Don’t wait until the mother dog gives birth though. As she goes through the last several weeks of her pregnancy, keep the male dog away.
That doesn’t mean you have to kick your dog to the curb. Just put the mother in her own zone and then use doors or doggy gates to prohibit the male dog from getting too close.
Once the mother gives birth, it’s still not the best idea to bring the father into the equation. Give the puppies some time to mature.
The recommended timeframe for introduction is when the puppies are at least six weeks old.
At this new and exciting time in their young lives, keep in mind that the puppies are weaned and stronger, so their curiosity is going to take hold.
They’ll want to check out anything and everything, licking edible and inedible objects alike, crawling, and climbing. The dogs aren’t quite at peak mobility yet, but they’re quickly getting there.
During their initial meeting with dear ol’ dad, the puppies will be very much curious about the male dog.
Don’t put the puppies in the same room as the male and walk away. Stay in the room the entire time and keep a close eye on your male dog.
You know him well, and if he’s getting agitated, you should be able to recognize that.
You might notice that your dog’s body stiffens. His ears could go flat, and he might bare his teeth while snarling or growling.
Separate the puppies from the male dog immediately and resume socialization another day.
Socialization is not an overnight process, I should stress that. You want to incrementally increase how much time the dogs spend together until they’re comfortable with one another, and that will take time.
Does a Male Dog Feel Sad When You Take Away Their Puppies?
If you’ve decided that you won’t keep the puppies, then the time will inevitably come when the litter is separated from its parents.
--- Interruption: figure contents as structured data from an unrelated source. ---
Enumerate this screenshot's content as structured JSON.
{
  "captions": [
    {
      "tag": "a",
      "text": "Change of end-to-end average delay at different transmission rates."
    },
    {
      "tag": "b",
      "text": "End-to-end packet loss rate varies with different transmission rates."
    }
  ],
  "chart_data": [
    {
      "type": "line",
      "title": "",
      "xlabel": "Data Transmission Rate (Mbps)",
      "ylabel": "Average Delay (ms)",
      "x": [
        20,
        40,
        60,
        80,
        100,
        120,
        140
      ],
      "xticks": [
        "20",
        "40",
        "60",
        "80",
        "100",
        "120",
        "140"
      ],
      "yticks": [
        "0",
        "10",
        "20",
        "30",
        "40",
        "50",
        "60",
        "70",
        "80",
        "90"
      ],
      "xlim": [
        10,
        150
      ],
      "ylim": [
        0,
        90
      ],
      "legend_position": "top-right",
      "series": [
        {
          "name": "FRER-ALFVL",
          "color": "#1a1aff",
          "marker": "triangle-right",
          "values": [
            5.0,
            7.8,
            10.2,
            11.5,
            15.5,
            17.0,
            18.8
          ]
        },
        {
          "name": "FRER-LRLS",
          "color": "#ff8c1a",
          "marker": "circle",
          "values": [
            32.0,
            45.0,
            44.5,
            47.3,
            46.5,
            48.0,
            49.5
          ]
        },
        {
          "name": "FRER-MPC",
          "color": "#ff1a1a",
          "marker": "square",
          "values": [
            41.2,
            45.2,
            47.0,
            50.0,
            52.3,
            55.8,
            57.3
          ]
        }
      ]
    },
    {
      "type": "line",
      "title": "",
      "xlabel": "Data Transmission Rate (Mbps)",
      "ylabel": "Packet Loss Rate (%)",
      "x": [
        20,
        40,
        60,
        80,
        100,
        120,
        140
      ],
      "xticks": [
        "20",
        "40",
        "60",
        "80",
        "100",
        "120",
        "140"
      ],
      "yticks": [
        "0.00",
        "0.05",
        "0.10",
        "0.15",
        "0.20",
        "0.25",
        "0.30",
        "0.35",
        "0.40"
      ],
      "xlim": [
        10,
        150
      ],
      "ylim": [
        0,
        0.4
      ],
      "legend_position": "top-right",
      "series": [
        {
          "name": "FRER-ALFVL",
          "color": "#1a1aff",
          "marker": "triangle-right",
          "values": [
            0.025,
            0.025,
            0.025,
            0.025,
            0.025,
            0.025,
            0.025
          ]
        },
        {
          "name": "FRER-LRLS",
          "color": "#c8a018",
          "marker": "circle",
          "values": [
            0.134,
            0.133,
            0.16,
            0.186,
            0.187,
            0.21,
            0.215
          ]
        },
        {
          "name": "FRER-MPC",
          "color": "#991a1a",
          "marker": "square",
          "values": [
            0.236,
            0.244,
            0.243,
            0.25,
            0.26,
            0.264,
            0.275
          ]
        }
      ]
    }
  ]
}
You shouldn’t do this any sooner than nine weeks, as it could reduce the puppy’s sociability and increase their nervousness for the rest of their lives.
If you wait until that time, then a female dog might be more okay with losing her babies. Male dogs though likely will not be sad.
Maybe if the male bonded well with the puppies, he might be a little distraught, but he doesn’t even recognize them as his babies. Thus, the loss isn’t as big of a blow as it can be for the mother dog.